Properly crafted National Minimum Wage legislative instruments are critical as they will ensure that all employers in South Africa comply with their provisions and will also allow unions to be the eyes and ears of labour inspectors on the ground.
The South African minimum wage in its current form is the outcome of hard work; local research that has been benchmarked against the experiences of several countries that have implemented a minimum wage as well as the United Kingdom and others, using international examples and best practice as set down by the International Labour Organisation and of protracted negations between organized labour – as represented by FEDUSA, COSATU and NACTU – business and government, at NEDLAC over a two year period.
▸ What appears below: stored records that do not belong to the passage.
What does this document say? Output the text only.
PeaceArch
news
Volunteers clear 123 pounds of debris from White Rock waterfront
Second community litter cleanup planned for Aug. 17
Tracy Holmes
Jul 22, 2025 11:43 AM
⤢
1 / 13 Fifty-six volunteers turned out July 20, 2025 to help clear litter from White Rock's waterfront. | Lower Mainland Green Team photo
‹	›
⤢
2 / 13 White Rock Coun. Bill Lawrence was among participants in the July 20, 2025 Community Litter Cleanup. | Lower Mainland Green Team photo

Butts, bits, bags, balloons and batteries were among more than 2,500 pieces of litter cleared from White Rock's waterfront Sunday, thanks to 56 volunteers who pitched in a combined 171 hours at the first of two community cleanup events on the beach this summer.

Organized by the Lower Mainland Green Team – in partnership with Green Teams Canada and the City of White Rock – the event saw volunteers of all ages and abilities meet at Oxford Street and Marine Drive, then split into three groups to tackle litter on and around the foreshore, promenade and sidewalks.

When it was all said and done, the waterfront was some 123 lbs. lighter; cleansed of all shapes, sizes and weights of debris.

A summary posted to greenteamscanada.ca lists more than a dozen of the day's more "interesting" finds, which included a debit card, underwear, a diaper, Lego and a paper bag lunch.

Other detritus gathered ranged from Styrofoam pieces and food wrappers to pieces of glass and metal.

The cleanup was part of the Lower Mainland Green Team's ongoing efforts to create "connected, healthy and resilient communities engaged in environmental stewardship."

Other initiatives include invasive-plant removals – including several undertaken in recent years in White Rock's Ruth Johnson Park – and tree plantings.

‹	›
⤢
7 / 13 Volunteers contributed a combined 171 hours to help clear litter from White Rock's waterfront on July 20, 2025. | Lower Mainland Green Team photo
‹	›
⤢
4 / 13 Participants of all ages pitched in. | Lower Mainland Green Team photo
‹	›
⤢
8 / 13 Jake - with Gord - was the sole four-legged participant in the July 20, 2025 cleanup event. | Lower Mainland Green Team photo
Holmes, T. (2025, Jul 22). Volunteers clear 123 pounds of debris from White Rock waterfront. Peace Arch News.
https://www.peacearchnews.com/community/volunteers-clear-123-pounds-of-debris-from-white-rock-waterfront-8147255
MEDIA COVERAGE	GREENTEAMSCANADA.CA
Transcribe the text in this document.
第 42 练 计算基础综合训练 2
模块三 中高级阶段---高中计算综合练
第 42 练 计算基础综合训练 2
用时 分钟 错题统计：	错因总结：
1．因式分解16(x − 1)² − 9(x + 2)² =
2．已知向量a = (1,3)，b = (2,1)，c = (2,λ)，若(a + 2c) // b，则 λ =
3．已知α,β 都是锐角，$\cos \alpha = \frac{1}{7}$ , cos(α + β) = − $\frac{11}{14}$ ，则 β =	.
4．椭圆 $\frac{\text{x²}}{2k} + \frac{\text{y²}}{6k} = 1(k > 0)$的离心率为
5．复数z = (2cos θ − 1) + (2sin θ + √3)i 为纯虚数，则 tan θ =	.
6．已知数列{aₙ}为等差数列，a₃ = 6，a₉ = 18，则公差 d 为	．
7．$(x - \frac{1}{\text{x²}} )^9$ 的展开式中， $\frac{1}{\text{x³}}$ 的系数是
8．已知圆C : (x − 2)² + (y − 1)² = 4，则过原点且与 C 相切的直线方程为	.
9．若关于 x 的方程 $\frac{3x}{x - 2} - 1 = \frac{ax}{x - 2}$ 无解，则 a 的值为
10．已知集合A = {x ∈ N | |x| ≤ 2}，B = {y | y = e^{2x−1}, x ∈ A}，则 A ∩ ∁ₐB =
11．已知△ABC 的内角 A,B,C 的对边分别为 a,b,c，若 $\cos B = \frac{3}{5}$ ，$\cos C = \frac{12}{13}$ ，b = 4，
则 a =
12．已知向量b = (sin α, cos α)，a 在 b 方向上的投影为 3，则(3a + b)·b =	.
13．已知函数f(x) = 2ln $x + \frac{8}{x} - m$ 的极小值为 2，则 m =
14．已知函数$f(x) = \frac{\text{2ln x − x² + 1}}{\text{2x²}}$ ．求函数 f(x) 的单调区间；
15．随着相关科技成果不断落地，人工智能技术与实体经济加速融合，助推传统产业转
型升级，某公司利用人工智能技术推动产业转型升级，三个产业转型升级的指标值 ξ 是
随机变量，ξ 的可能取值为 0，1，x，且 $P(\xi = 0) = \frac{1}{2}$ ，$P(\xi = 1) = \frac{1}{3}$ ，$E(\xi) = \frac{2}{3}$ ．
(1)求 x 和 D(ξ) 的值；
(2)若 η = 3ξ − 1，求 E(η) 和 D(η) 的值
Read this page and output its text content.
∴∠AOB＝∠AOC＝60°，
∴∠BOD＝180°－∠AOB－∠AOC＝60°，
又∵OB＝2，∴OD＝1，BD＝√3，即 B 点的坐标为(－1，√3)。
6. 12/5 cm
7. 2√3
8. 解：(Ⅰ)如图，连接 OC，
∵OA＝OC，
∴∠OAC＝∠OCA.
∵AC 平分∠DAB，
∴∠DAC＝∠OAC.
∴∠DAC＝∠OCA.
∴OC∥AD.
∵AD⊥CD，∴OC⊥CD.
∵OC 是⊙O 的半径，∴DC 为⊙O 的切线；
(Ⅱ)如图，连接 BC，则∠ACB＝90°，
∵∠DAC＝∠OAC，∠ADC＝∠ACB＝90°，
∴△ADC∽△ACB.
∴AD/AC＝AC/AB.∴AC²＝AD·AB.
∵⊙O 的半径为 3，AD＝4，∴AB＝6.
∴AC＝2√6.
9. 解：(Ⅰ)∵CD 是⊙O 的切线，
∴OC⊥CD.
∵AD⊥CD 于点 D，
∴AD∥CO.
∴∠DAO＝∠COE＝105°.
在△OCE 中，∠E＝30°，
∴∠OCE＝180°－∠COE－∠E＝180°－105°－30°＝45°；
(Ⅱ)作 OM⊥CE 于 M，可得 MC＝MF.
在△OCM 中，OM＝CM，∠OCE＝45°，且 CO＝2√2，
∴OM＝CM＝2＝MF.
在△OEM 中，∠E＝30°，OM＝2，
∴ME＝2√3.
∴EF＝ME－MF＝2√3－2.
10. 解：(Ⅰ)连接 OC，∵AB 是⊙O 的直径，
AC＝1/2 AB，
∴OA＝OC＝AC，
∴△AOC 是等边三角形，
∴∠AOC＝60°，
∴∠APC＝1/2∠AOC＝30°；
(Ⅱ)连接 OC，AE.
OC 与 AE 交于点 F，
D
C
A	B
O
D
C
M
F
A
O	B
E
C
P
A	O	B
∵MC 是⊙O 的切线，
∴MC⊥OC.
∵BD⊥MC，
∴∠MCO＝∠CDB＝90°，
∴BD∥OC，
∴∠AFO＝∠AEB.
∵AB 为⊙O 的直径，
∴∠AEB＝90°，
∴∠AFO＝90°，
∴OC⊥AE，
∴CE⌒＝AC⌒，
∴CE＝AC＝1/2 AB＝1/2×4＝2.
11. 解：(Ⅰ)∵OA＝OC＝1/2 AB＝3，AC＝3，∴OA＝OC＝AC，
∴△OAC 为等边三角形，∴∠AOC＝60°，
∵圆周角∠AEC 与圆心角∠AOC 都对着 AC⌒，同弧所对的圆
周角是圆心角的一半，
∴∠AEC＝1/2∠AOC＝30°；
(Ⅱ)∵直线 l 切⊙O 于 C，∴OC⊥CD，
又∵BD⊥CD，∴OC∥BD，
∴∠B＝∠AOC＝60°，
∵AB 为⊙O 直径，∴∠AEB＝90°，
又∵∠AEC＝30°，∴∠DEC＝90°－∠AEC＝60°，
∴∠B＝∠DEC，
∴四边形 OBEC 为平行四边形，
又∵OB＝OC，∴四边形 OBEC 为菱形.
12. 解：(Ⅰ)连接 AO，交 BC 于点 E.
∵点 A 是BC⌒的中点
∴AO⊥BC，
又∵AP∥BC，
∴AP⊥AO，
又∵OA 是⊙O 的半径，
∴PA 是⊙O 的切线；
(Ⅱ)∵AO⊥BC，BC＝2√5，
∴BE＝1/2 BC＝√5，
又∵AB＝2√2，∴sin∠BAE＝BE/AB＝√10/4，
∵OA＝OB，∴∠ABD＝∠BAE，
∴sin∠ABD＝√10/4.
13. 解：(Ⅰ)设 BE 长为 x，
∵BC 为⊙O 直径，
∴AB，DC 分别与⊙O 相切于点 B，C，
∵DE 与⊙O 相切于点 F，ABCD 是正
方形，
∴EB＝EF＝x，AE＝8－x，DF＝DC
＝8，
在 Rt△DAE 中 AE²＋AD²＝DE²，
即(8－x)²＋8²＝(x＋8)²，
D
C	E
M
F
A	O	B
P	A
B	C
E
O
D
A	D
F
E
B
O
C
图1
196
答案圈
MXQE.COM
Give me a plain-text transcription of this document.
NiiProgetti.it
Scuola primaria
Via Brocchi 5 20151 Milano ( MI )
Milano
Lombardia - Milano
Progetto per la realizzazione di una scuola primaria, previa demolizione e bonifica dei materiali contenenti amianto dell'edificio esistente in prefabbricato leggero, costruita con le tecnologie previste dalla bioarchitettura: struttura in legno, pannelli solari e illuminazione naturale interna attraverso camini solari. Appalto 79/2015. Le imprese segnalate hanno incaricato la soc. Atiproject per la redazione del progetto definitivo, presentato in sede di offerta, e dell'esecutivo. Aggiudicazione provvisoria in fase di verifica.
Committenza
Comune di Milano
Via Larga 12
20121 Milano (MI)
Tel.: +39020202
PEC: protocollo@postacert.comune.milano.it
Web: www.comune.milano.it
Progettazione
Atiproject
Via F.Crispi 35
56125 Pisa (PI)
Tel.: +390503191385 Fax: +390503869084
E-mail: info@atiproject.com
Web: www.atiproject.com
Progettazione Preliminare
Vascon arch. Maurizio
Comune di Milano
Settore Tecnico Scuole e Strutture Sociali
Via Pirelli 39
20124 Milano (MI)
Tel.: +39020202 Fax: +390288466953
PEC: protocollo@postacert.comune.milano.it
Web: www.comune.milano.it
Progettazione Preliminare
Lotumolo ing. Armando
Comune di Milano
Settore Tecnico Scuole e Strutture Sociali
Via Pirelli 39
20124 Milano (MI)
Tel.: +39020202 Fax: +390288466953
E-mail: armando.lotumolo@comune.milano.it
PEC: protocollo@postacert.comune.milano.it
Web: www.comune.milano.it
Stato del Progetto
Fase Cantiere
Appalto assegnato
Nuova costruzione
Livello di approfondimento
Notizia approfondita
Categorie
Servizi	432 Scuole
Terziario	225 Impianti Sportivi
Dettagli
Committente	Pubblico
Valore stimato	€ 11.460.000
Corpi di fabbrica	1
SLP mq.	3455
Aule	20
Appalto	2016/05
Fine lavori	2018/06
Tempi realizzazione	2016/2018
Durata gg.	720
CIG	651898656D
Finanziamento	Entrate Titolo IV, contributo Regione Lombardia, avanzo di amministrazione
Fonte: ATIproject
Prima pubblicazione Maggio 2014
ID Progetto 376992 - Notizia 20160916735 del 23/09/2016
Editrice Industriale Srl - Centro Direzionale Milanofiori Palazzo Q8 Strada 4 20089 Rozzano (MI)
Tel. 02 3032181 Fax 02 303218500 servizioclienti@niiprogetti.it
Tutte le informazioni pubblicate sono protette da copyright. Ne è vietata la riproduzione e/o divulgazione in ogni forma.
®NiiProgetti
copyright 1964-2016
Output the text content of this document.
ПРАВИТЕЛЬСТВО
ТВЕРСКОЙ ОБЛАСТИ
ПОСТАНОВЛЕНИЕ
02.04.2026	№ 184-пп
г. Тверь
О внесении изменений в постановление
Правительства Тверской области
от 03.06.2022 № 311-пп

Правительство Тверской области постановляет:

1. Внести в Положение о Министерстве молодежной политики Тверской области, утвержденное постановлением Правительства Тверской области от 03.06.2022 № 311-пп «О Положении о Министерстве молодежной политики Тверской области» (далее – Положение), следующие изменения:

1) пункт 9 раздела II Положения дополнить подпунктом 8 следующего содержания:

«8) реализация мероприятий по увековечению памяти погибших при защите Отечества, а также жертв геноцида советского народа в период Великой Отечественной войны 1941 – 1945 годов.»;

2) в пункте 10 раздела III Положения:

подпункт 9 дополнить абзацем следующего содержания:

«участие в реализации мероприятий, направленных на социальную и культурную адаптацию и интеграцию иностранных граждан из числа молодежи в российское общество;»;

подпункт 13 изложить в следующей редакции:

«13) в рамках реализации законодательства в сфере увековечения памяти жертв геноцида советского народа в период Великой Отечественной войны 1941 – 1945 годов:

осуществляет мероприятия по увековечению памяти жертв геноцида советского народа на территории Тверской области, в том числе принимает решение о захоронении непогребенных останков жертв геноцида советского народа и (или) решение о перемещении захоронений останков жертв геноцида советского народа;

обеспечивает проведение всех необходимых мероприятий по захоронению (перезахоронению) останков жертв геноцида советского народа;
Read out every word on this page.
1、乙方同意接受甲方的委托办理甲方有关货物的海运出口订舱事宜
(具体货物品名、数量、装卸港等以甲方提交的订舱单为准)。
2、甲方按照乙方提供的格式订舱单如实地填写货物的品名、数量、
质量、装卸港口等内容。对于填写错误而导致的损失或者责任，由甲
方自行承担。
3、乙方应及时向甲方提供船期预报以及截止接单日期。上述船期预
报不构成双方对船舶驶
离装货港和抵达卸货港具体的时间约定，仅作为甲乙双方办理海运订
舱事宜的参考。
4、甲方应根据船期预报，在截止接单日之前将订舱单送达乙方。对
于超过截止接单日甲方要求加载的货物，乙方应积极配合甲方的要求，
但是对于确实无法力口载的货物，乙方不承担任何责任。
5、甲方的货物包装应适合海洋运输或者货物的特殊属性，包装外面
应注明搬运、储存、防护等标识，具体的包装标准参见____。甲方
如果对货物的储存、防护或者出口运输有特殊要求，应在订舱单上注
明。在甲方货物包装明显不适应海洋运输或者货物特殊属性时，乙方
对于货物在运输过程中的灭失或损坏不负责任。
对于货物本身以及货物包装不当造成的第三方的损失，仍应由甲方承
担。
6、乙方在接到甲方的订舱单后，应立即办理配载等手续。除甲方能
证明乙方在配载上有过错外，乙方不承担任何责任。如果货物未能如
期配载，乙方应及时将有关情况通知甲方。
During the negotiation process – presided over by then Deputy President, now President of the Republic, Comrade Cyril Ramaphosa, organized labour pushed for a minimum wage of R4 500 on the basis of a living wage research that had been conducted on its behalf by the University of Cape Town but had to compromise down to R3 500 in the context of difficult economic realities faced by our country today and to secure the buy-in of other social partners, especially business.
Surely the false narratives being populated can in no way be seen as setbacks for workers, if the main objective of the NMW serves to address poverty, deal with inequality and address the apartheid legacy of low wages. Contextually then, how can a national minimum wage be viewed as a defeat, whilst raising the wages of 47% of workers be considered as a betrayal.
Despite the practical compromises that organized labour had to making during the minimum wage negotiations, we should never lose sight of the fact that more than 4.5 million vulnerable workers currently earning below R3 500 a month, including domestic, farm, retail and personal services workers such as hairdressers will be lifted out of abject poverty by its official implementation.